HIV-1 Capsid-Cyclophilin Interactions Determine Nuclear Import Pathway, Integration Targeting and Replication Efficiency (original) (raw)
Figure 2
Nup358Cyp evolved under positive selection pressure.
A, Codon positions under positive (dN>dS) and negative (dN<dS) selection along the Nup358Cyp gene sequence, as indicated by the Bayesian probability that a particular site is under selective pressure. A Bayes factor >50 is considered strong evidence for the favored model. B, Maximum likelihood phylogenetic tree of cyclophilins A, B, C, D, E, F, G, H and Nup358Cyp from Rhesus macaque (M. mulatta), Human (H. sapiens), Chimpanzee (P. troglodytes), Dog (C. familiaris), Cow (B. taurus), Horse (E. caballus), Marmoset (C. jacchus), Mouse (M. musculus), Rat (R. norvegicus), Opossum (M. domestica), Zebrafish (D. rerio), Orangutan (P. abelii) and Rabbit (O. cuniculus). Branch lengths and bootstrap supports are shown.
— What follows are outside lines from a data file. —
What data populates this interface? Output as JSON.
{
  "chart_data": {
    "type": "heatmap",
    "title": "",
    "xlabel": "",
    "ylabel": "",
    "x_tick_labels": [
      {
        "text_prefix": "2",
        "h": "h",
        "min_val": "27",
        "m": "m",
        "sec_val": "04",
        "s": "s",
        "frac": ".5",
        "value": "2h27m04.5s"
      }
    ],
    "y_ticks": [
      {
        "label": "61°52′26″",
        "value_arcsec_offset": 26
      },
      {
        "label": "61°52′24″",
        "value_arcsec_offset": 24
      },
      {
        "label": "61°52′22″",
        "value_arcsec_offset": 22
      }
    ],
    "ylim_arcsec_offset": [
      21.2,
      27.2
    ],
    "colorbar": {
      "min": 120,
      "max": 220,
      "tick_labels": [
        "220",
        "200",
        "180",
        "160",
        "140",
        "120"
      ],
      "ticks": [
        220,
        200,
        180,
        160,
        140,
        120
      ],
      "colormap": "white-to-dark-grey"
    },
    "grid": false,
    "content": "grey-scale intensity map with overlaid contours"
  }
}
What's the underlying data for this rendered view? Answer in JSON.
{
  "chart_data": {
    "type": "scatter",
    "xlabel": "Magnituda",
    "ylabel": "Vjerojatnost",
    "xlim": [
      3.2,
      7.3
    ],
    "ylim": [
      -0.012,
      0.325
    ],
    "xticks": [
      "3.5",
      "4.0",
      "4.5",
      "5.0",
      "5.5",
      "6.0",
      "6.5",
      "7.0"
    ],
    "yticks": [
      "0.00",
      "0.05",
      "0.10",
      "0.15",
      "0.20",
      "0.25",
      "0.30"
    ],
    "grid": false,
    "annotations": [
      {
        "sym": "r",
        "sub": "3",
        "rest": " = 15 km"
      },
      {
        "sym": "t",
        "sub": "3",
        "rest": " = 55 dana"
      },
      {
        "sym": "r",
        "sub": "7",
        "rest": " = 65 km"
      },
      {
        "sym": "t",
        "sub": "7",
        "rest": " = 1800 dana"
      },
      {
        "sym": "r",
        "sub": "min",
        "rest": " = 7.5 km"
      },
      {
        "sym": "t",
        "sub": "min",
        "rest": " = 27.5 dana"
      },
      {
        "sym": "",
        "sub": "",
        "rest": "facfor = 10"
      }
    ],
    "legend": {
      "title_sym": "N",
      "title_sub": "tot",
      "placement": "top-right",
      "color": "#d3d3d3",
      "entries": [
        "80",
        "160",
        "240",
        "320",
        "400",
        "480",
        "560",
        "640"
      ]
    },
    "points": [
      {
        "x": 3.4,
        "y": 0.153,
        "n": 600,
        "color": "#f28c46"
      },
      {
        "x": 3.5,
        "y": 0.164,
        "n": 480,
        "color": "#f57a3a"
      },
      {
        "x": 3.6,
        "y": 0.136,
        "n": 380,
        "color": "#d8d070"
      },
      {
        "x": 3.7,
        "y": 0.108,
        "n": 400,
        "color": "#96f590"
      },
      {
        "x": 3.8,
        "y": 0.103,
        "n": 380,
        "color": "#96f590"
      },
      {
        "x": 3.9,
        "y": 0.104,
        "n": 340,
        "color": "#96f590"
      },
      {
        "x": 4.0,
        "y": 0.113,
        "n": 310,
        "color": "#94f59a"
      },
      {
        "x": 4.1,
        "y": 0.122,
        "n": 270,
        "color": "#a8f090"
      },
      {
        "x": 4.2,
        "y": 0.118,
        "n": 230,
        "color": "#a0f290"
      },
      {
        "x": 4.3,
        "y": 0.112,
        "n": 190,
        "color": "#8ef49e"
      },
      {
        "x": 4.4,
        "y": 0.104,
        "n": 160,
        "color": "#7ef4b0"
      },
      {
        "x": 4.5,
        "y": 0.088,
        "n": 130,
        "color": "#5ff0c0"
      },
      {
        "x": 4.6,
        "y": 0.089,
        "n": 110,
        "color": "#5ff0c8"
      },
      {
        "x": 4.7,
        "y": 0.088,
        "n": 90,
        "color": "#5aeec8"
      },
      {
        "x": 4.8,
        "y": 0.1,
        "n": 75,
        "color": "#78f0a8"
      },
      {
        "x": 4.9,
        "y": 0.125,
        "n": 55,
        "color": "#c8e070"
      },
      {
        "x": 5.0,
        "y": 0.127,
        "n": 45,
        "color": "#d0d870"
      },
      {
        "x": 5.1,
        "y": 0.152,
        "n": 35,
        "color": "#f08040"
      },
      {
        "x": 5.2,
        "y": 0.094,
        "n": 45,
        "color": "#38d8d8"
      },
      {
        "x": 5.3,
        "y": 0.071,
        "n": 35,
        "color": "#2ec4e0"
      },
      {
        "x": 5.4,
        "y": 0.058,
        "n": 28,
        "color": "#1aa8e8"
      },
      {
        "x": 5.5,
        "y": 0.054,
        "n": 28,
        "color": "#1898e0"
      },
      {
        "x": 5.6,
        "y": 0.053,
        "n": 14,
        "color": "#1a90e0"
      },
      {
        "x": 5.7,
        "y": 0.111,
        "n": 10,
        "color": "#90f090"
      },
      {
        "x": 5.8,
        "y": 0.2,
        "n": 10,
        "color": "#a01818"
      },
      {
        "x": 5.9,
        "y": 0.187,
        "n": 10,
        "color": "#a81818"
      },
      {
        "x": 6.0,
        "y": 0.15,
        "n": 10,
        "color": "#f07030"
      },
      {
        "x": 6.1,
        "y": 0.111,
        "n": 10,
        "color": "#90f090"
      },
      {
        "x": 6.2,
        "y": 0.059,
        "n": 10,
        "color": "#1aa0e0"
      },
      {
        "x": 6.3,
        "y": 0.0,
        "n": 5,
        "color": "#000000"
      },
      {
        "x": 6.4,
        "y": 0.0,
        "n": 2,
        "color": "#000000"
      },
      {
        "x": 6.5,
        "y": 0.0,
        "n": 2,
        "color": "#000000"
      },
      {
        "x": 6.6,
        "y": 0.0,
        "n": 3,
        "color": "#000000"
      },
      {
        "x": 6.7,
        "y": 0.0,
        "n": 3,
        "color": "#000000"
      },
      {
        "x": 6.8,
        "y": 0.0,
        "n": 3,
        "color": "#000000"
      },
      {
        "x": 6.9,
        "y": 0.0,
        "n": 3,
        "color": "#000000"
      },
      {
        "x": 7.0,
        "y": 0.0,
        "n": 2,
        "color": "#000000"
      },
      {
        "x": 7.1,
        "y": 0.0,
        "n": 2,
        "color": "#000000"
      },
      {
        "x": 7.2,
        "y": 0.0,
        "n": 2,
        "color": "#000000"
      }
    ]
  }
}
C, Maximum likelihood phylogenetic tree demonstrating the simplest model of evolution of residue 61 in Nup358Cyp sequences. D, Structure of CypA bound to CANTD with CypA key residues R55 and M61 as well as HIV-1 CA P90 highlighted. (PDB:1FGL) E, NL4.3 HIV-1 GFP vector titer on CRFK cells expressing empty vector (EV), TRIMCypA, wild type TRIMNup358, or TRIMNup358 mutant V61M. Protein levels measured by western blot detecting the HA tag with β-Actin as loading control are shown. The data are representative of three independent experiments (mean and SD, n = 3).